Labour leader Jeremy Corbyn has urged MPs from all parties to install him as prime minister, in order to stop a possible no-deal Brexit.
So, where does the party stand on Brexit?
A temporary government
Mr Corbyn’s 14 August letter restates the party’s opposition to a no-deal Brexit.
He says he will call a vote of no confidence in the government. And if it succeeds, he hopes to head a temporary government that would try to extend Article 50 – delaying the Brexit date – to allow a general election to take place.
In that election, Labour would argue for a “public vote” – a referendum – on the terms of leaving the European Union, in which voting to remain in the EU would be an option.
Brexit or no Brexit?
In Mr Corbyn’s letter, he stops short of saying the party would campaign for Remain if it was in power and there was a referendum.
But the party has previously indicated it would campaign for Remain in any new referendum held while the Conservatives were in power.
It is not yet clear whether any Labour government would try to reopen negotiations with the EU over a deal to leave, or proceed straight to a referendum.
The party told BBC News it would decide this when it produced its manifesto, which it will need to publish if a general election is called. A manifesto sets out what a party would do if it got into power.
Until July, Labour had resisted outright support for another referendum. Its deputy leader, Tom Watson, said “ambiguity” over the party’s Brexit policy had cost it votes at the European elections in May.
But delivering a referendum before 31 October, the date of the UK’s scheduled departure, will be all but impossible. An extension would be necessary to have a general election and then a referendum afterwards.
Labour’s previous position
Mr Corbyn has said he will call the vote of no confidence at the “earliest opportunity when we can be confident of success”.
If a no-confidence vote passed, by getting a majority of MPs to support it, Labour and other opposition parties would have 14 days to form an alternative government. If successful, Boris Johnson would be expected to resign as prime minister.
Labour’s previous Brexit plan was to leave the EU but maintain a very close trading relationship, by staying in a customs union and keeping close alignment to the single market.
That would mean the UK would be able to continue trading with EU without tariffs (taxes on imports) being applied.
It would also reduce the need for checks, making it less likely an Irish backstop would be needed. The Irish border problem has been a major sticking point for Brexit.

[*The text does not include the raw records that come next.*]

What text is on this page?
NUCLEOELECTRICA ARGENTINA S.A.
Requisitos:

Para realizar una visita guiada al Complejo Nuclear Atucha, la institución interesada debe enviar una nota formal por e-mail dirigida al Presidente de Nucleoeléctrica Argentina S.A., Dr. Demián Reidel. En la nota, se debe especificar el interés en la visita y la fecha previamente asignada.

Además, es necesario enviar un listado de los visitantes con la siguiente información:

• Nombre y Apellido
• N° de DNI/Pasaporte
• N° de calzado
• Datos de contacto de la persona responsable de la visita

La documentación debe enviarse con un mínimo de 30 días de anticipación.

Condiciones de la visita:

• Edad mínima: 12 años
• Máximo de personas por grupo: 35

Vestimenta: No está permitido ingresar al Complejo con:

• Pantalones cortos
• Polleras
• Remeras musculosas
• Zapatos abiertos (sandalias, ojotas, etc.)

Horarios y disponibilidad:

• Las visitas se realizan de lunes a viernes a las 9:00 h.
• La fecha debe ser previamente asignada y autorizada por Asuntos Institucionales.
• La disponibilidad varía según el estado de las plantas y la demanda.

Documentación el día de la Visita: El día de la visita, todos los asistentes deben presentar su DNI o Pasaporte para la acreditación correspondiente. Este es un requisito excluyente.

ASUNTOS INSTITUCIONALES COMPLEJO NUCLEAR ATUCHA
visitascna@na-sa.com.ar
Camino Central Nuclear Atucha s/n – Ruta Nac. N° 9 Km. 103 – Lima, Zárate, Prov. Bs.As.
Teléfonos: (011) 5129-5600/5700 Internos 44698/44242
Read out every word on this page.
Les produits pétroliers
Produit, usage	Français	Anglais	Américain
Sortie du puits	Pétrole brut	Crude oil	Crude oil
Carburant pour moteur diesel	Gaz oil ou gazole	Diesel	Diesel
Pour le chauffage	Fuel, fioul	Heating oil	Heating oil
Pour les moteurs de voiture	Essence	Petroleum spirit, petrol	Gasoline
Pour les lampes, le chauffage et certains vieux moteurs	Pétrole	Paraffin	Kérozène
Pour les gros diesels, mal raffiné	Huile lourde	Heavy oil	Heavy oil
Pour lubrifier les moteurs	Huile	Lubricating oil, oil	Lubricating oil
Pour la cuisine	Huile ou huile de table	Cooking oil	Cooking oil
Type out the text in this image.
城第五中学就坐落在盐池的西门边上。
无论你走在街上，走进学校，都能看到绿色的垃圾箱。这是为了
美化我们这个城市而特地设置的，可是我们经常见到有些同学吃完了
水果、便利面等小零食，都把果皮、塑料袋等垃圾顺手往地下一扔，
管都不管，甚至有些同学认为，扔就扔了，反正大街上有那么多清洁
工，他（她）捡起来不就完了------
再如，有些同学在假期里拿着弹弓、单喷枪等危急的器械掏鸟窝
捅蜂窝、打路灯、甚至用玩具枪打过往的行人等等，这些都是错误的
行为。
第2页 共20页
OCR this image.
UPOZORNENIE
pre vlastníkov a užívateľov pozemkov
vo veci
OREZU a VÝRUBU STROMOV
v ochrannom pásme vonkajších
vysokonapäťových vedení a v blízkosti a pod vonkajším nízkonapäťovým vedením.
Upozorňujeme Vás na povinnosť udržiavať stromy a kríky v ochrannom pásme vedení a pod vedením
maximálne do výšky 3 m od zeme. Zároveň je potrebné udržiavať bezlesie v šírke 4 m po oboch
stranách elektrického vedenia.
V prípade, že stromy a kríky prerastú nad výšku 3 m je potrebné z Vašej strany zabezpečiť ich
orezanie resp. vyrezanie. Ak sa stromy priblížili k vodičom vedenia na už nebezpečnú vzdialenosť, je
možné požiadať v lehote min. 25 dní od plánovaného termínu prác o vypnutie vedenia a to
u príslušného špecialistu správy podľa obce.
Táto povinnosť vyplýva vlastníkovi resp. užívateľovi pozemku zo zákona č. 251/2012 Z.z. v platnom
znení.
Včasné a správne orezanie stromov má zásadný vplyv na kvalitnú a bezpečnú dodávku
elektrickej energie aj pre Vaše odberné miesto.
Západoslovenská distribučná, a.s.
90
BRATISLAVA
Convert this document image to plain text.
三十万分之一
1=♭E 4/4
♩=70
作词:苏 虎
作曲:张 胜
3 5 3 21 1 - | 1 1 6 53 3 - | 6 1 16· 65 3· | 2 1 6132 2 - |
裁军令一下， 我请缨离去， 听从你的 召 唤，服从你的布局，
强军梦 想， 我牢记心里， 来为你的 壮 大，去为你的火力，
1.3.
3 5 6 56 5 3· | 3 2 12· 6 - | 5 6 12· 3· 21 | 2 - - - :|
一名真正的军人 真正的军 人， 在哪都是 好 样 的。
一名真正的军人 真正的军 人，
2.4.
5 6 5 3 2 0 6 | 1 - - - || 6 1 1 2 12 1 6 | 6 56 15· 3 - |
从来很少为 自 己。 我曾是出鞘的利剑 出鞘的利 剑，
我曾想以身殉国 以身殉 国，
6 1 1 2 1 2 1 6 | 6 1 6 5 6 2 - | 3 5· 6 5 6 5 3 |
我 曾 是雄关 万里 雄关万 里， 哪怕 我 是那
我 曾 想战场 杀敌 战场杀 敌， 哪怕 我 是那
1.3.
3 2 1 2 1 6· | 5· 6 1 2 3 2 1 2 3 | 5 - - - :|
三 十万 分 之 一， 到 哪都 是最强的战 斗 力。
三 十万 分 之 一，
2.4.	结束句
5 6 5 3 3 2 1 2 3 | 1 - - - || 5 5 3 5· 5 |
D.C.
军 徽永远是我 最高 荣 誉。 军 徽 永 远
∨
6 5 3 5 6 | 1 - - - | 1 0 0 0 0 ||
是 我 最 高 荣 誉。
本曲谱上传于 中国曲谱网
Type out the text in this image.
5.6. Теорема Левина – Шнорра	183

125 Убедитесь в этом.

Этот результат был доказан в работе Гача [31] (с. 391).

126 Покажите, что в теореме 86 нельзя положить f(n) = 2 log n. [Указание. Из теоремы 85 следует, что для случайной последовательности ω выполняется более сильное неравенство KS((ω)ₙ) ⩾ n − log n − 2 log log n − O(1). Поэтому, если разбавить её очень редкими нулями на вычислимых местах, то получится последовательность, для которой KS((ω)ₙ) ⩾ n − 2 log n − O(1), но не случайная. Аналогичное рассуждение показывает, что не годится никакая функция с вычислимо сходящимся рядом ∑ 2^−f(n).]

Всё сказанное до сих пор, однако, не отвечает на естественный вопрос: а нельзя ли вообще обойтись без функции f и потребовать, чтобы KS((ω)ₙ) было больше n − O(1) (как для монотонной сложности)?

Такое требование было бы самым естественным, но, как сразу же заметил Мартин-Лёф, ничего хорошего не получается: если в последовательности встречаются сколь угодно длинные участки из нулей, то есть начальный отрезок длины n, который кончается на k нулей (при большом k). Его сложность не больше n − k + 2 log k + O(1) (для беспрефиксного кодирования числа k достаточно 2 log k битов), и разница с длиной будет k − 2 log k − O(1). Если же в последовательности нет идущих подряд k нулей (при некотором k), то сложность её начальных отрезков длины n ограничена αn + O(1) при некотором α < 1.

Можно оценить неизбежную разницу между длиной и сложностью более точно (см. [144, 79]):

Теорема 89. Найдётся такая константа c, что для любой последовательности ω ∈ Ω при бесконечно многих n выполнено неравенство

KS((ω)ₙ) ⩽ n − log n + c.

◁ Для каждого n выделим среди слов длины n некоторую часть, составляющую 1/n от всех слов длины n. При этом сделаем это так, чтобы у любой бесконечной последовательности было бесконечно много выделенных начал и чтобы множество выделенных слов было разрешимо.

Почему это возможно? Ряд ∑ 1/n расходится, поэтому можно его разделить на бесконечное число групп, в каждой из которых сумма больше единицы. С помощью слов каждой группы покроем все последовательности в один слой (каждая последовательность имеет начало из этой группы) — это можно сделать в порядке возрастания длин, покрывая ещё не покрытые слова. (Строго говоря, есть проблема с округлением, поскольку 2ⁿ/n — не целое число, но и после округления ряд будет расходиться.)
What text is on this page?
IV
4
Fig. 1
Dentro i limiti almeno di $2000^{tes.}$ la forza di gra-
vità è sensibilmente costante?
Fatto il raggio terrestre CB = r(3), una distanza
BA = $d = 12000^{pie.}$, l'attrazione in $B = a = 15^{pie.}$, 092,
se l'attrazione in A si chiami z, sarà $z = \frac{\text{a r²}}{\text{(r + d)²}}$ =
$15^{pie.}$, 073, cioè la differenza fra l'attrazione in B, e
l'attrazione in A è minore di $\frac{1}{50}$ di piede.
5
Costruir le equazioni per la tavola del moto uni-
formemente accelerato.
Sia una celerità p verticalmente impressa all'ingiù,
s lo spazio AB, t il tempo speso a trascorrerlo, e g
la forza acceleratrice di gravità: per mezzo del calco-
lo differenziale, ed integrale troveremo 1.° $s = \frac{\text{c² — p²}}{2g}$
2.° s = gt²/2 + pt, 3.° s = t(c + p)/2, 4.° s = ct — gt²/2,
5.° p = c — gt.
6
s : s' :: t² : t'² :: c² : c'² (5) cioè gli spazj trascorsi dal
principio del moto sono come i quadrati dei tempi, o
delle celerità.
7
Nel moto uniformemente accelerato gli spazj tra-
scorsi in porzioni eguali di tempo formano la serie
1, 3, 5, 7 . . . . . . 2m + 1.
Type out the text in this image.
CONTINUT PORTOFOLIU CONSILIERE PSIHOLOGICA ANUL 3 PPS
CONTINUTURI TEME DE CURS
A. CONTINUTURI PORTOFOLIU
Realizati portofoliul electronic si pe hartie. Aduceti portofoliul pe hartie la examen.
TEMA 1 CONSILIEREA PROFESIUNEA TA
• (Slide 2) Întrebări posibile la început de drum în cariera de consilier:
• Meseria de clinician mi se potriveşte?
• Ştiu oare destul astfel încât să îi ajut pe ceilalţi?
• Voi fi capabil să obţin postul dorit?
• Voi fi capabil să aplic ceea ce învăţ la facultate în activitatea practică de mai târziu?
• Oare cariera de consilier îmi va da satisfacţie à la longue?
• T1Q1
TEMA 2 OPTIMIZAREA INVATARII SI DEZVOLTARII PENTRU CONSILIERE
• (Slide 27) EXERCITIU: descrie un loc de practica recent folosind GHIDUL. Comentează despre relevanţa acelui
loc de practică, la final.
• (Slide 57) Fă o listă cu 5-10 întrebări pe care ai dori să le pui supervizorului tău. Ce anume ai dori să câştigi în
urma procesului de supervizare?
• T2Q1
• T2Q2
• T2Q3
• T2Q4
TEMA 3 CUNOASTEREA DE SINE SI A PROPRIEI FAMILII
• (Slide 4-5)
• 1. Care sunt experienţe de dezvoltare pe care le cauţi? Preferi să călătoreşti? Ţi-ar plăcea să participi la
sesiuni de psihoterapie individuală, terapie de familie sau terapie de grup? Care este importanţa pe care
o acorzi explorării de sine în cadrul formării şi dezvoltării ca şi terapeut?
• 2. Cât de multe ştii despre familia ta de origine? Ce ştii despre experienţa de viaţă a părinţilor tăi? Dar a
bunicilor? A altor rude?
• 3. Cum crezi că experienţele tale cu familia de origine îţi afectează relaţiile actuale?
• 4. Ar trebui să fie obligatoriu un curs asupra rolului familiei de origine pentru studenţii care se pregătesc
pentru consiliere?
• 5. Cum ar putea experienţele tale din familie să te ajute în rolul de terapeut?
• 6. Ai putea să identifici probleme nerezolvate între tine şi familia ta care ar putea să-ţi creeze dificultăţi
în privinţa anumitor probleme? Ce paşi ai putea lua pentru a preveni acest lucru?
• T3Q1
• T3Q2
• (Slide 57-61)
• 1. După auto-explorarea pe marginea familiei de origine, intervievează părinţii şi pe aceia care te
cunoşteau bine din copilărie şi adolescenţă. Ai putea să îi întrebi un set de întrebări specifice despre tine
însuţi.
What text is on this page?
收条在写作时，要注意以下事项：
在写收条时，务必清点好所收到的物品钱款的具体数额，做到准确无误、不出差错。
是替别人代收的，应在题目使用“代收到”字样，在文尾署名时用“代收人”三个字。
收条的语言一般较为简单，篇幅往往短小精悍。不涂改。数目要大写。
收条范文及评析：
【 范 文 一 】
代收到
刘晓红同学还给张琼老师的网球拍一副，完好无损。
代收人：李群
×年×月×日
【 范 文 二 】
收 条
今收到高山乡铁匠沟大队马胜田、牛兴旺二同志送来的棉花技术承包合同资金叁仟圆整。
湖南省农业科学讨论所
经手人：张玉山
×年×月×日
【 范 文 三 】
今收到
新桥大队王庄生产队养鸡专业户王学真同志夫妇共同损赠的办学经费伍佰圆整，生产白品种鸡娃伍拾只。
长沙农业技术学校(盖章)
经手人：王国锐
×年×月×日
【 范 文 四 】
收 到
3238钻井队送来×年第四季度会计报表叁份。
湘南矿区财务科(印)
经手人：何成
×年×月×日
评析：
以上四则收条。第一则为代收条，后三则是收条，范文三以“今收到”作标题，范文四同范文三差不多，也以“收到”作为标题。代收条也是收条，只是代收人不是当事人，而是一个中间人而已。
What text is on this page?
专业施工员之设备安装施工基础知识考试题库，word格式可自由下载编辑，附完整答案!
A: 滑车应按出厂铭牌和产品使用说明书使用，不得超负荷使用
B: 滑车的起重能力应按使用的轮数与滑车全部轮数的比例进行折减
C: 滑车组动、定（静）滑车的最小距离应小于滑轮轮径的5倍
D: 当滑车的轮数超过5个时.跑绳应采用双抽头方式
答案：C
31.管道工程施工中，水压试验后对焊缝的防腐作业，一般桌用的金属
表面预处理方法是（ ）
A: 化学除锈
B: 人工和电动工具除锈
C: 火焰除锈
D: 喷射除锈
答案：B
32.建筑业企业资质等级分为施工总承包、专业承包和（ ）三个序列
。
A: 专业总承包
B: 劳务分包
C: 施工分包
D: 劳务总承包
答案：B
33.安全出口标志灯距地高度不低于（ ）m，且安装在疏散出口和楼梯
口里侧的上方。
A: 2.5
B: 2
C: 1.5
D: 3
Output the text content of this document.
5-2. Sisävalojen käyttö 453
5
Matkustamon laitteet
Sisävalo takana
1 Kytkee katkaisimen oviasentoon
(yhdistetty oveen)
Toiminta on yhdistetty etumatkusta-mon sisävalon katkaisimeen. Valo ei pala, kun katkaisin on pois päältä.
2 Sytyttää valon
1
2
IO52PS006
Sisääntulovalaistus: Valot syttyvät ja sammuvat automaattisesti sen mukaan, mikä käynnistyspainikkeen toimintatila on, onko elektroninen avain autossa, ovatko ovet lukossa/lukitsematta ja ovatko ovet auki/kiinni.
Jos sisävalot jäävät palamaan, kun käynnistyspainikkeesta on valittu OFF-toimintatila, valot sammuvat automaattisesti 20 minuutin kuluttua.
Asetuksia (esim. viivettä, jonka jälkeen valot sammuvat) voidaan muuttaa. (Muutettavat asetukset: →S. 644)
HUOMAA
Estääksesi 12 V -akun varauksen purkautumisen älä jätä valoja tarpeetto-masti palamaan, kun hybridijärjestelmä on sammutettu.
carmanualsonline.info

However, being in a customs union would prevent the UK from striking its own trade deals with other countries on goods – such as the US.
Coping with divisions
Just like the Conservative Party, Labour has had to deal with internal divisions over its Brexit policy.
Many Labour MPs who represent parts of the country where most people voted Leave are unhappy with the party’s shift on supporting a referendum.
More than 25 Labour MPs wrote to Mr Corbyn in June, saying another public vote would be “toxic to our bedrock Labour voters”. They urged the party leadership to back a Brexit deal before 31 October.
On the other hand, senior figures, such as Tom Watson and shadow foreign secretary Emily Thornberry, have been vocal advocates of another referendum for some time.
Mr Watson has also called on his party to work with the Lib Dems in a joint attempt to block a no-deal Brexit. This is despite the fact the Lib Dem leader, Jo Swinson, has ruled out an alliance with Jeremy Corbyn.
So, despite Labour now having a clearer position on a new Brexit referendum, questions remain.